Decision 5: Authorization controls linkability first, label disclosure second

  • Decision: Canonical targets become actionable only when current policy allows access; label and state disclosure must degrade to inaccessible or unresolved only to the extent policy allows.
  • Rationale: The products 404-vs-403 semantics and deny-as-not-found rules are already explicit. The reference layer must not accidentally leak object existence or friendly labels just because it has enough data to resolve them internally.
  • Alternatives considered:
    • Hide every unauthorized reference completely: rejected because some surfaces legitimately need to preserve the existence of a reference without allowing navigation.
    • Always show the resolved label even when navigation is forbidden: rejected because that can leak protected detail.

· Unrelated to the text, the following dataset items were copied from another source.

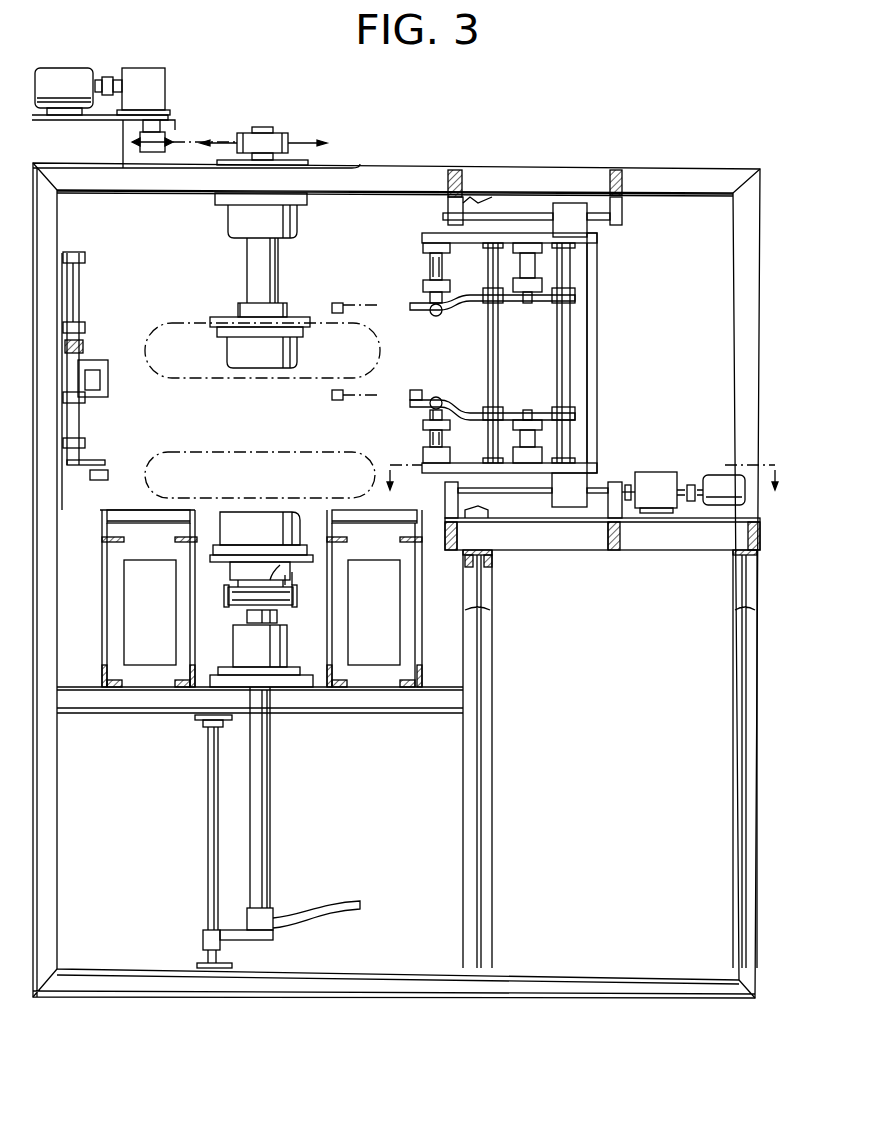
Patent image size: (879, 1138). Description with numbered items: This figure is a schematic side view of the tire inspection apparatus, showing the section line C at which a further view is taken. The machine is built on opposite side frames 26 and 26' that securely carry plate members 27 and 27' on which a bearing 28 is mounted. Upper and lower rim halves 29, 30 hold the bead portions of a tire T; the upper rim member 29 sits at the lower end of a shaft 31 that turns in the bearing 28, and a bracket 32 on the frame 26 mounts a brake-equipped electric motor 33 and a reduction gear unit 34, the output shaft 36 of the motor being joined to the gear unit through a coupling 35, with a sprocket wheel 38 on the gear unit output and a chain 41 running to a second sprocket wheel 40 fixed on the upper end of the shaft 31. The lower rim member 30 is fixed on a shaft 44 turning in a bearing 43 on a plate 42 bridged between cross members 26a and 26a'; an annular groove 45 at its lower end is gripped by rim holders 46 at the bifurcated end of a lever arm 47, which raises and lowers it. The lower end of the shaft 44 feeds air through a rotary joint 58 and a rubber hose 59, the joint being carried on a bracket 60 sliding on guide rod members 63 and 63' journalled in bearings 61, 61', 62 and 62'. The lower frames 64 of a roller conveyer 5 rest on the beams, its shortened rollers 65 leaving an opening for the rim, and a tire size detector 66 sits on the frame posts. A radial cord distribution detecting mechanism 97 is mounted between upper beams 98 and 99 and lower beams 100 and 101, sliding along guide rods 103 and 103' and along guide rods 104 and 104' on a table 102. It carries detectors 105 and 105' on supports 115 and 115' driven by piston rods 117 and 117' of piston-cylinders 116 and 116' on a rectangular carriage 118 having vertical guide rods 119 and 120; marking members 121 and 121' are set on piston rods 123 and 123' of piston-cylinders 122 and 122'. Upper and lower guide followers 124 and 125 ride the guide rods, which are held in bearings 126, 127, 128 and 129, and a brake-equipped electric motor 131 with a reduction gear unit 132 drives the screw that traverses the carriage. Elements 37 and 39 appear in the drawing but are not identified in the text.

The roller conveyer 5 is at (123, 505).
The side frame 26 is at (79, 381).
The side frame 26' is at (396, 560).
The cross member 26a is at (260, 722).
The cross member 26a' is at (260, 722).
The plate member 27 is at (196, 149).
The plate member 27' is at (395, 210).
The bearing 28 is at (226, 218).
The upper rim half 29 is at (212, 322).
The lower rim half 30 is at (200, 542).
The shaft 31 is at (275, 263).
The bracket 32 is at (66, 148).
The brake-equipped electric motor 33 is at (55, 72).
The reduction gear unit 34 is at (155, 70).
The coupling 35 is at (109, 76).
The output shaft 36 is at (98, 80).
The coupling half 37 is at (118, 80).
The sprocket wheel 38 is at (140, 138).
The shaft end 39 is at (160, 130).
The sprocket wheel 40 is at (292, 138).
The chain 41 is at (200, 142).
The plate 42 is at (308, 672).
The bearing 43 is at (232, 648).
The shaft 44 is at (278, 617).
The annular groove 45 is at (290, 575).
The rim holders 46 is at (225, 590).
The lever arm 47 is at (222, 605).
The rotary joint 58 is at (268, 912).
The rubber hose 59 is at (350, 900).
The bracket 60 is at (235, 942).
The bearing 61 is at (169, 736).
The bearing 61' is at (169, 736).
The bearing 62 is at (171, 934).
The bearing 62' is at (171, 934).
The guide rod member 63 is at (162, 828).
The guide rod member 63' is at (162, 828).
The lower frames 64 is at (107, 617).
The shortened rollers 65 is at (110, 505).
The tire size detector 66 is at (92, 455).
The radial cord distribution detecting mechanism 97 is at (598, 350).
The upper beam 98 is at (455, 170).
The upper beam 99 is at (616, 170).
The lower beam 100 is at (478, 575).
The lower beam 101 is at (730, 565).
The table 102 is at (607, 540).
The guide rod 103 is at (498, 156).
The guide rod 103' is at (498, 156).
The guide rod 104 is at (533, 536).
The guide rod 104' is at (533, 536).
The detector 105 is at (361, 332).
The detector 105' is at (378, 365).
The detector support 115 is at (445, 271).
The detector support 115' is at (487, 416).
The fluid-operated piston-cylinder 116 is at (578, 273).
The fluid-operated piston-cylinder 116' is at (580, 436).
The piston rod 117 is at (542, 353).
The piston rod 117' is at (605, 353).
The carriage 118 is at (596, 308).
The vertical guide rod 119 is at (498, 353).
The vertical guide rod 120 is at (560, 368).
The marking member 121 is at (492, 317).
The marking member 121' is at (492, 379).
The fluid-operated piston-cylinder 122 is at (400, 263).
The fluid-operated piston-cylinder 122' is at (384, 430).
The piston rod 123 is at (402, 290).
The piston rod 123' is at (397, 415).
The upper guide follower 124 is at (568, 200).
The lower guide follower 125 is at (570, 507).
The bearing 126 is at (622, 216).
The bearing 127 is at (448, 215).
The bearing 128 is at (630, 508).
The bearing 129 is at (448, 495).
The brake-equipped electric motor 131 is at (718, 478).
The reduction gear unit 132 is at (655, 472).
The tire T is at (175, 323).
The section line C- C is at (585, 463).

Decision 6: Upgrade narrow label helpers into structured resolver collaborators

  • Decision: Existing helpers such as EntraGroupLabelResolver should become collaborators that feed structured resolution outputs rather than emitting final UI labels.
  • Rationale: Current helpers return a single string like Name (…token), which is not enough to separate primary label, type/context, state, and technical detail. They remain useful, but inside a richer resolver contract.
  • Alternatives considered:
    • Leave helpers untouched and parse their formatted strings back into UI parts: rejected because it is brittle and loses state intent.
    • Rewrite all provider-backed label logic from scratch: rejected because the current local lookup behavior is already useful and should be preserved.

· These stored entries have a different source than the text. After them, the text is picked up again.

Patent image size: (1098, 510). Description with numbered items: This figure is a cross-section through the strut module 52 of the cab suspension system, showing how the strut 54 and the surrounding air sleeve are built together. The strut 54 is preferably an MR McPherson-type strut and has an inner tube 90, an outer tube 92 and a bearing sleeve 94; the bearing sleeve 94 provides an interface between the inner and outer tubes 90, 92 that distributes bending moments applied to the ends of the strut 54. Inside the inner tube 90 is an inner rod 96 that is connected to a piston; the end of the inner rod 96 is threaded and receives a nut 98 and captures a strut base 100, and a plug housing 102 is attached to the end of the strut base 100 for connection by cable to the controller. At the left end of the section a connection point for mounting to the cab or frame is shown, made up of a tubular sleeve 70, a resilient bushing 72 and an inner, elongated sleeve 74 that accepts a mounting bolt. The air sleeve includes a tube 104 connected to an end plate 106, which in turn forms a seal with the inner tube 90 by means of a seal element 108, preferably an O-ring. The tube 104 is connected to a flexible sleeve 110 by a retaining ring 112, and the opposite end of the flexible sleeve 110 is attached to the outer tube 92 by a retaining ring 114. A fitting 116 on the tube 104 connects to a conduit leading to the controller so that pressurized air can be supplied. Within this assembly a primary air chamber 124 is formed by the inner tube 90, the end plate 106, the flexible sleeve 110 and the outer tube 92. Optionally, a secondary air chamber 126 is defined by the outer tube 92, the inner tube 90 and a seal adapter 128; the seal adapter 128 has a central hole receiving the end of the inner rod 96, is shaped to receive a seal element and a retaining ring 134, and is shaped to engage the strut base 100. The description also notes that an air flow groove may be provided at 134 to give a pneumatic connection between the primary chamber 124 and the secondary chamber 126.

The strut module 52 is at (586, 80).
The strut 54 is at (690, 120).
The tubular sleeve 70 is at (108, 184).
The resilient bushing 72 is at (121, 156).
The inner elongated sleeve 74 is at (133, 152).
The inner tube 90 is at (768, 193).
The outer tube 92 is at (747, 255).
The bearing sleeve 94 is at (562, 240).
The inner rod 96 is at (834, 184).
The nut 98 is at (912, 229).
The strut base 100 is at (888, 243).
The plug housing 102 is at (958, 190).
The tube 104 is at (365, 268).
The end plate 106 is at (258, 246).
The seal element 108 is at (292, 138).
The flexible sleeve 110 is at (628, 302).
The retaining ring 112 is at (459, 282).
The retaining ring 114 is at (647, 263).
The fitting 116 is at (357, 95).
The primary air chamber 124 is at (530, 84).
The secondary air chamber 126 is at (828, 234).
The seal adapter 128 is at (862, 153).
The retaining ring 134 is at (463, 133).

Decision 7: Leverage the repos existing registry-and-DTO pattern

  • Decision: Mirror the BaselineSnapshotPresenter and SnapshotTypeRendererRegistry pattern by using immutable value objects, registry dispatch, and fallback behavior for references.
  • Rationale: The repo already favors registry-driven support layers for normalization and rendering. Following that pattern keeps the reference system familiar, testable, and consistent with current architecture.
  • Alternatives considered:
    • Put the entire resolution switch in one large service class: rejected because explicit per-class resolvers are easier to extend and test.
    • Encode resolution rules in configuration only: rejected because authorization-aware destination logic and best-effort lookup behavior require application code.